From the journal:

Inorganic Chemistry Frontiers

Constructing self-supported Pt/MoO2 on molybdenum mesh for a highly efficient hydrogen evolution reaction

Jin Li, ORCID logo a   Panpan Zhang,a   Yunli Yang,a   Jian Zhang, ORCID logo b   Meisa Zhou,c   Heng Zhang, ORCID logo *d   Guilong Liu, ORCID logo a   Naiteng Wu, ORCID logo *a   Changzhou Yuan ORCID logo *e  and  Xianming Liu ORCID logo *a  

* Corresponding authors

a College of Chemistry and Chemical Engineering, and Henan Key Laboratory of Function-Oriented Porous Materials, Luoyang Normal University, Luoyang 471934, P. R. China

b New Energy Technology Engineering Lab of Jiangsu Province, College of Science, Nanjing University of Posts & Telecommunications (NUPT), Nanjing 210023, P. R. China

c School of Materials Science and Engineering, University of Science and Technology Beijing, Beijing 100083, P. R. China

d Science Island Branch of Graduate School, University of Science and Technology of China, Hefei, P. R. China

e School of Materials Science & Engineering, University of Jinan, Jinan, P. R. China

Abstract

It is an effective strategy to enhance platinum (Pt) utilization and lower the catalyst cost by loading Pt on a self-supported electrode.
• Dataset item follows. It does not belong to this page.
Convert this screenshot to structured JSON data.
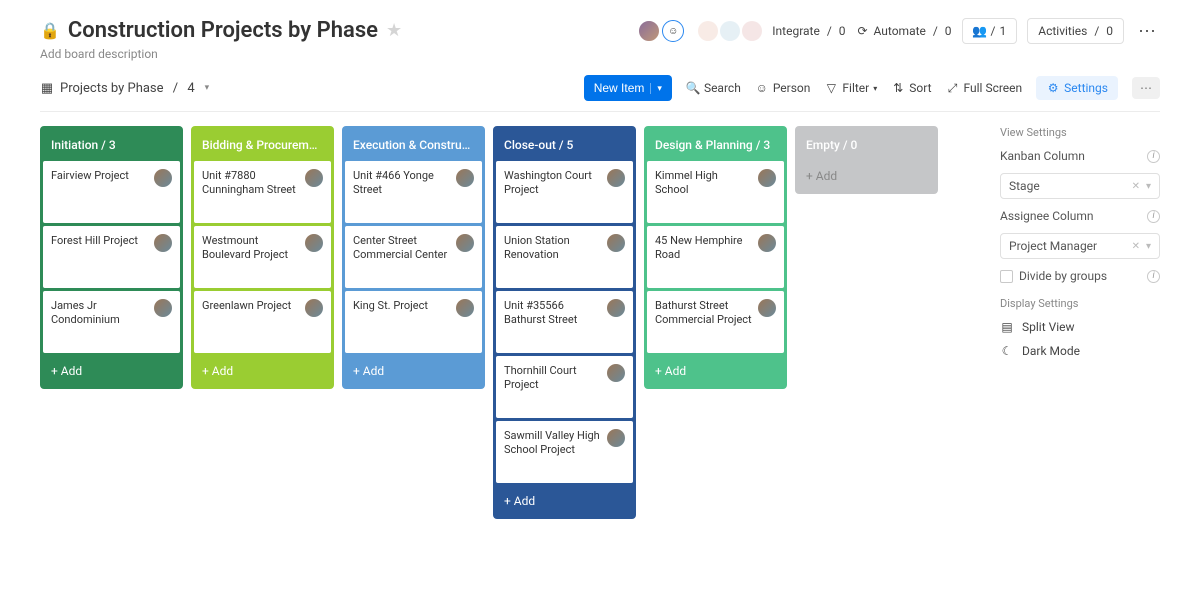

In this work, we employ a molybdenum (Mo) mesh both as the source of Mo and the self-supported electrode. Through a successful combination of the spray and calcination methods, Pt is efficiently loaded onto the self-supported molybdenum dioxide (MoO2) electrode, achieving a Pt loading content of only ∼0.67 wt%. Simultaneously, three-dimensional (3D) MoO2 exhibits a structure comprised of nanosheets, each possessing perforations. As expected, the prepared electrocatalyst demonstrates exceptional performance, manifesting an overpotential of 26.8 mV at −10 mA cm−2, a Tafel slope of 59.2 mV dec−1, and a noteworthy durability of over 240 hours. Both experimental studies and theoretical calculations affirm that the catalyst's outstanding performance stems from the strong interaction between Pt and MoO2, the distinctive structure of MoO2 with perforated nanosheets, and the self-supporting characteristics of the electrode. This work introduces an efficient method for constructing self-supporting heterojunctions, thereby advancing the development of electrocatalytic hydrogen evolution.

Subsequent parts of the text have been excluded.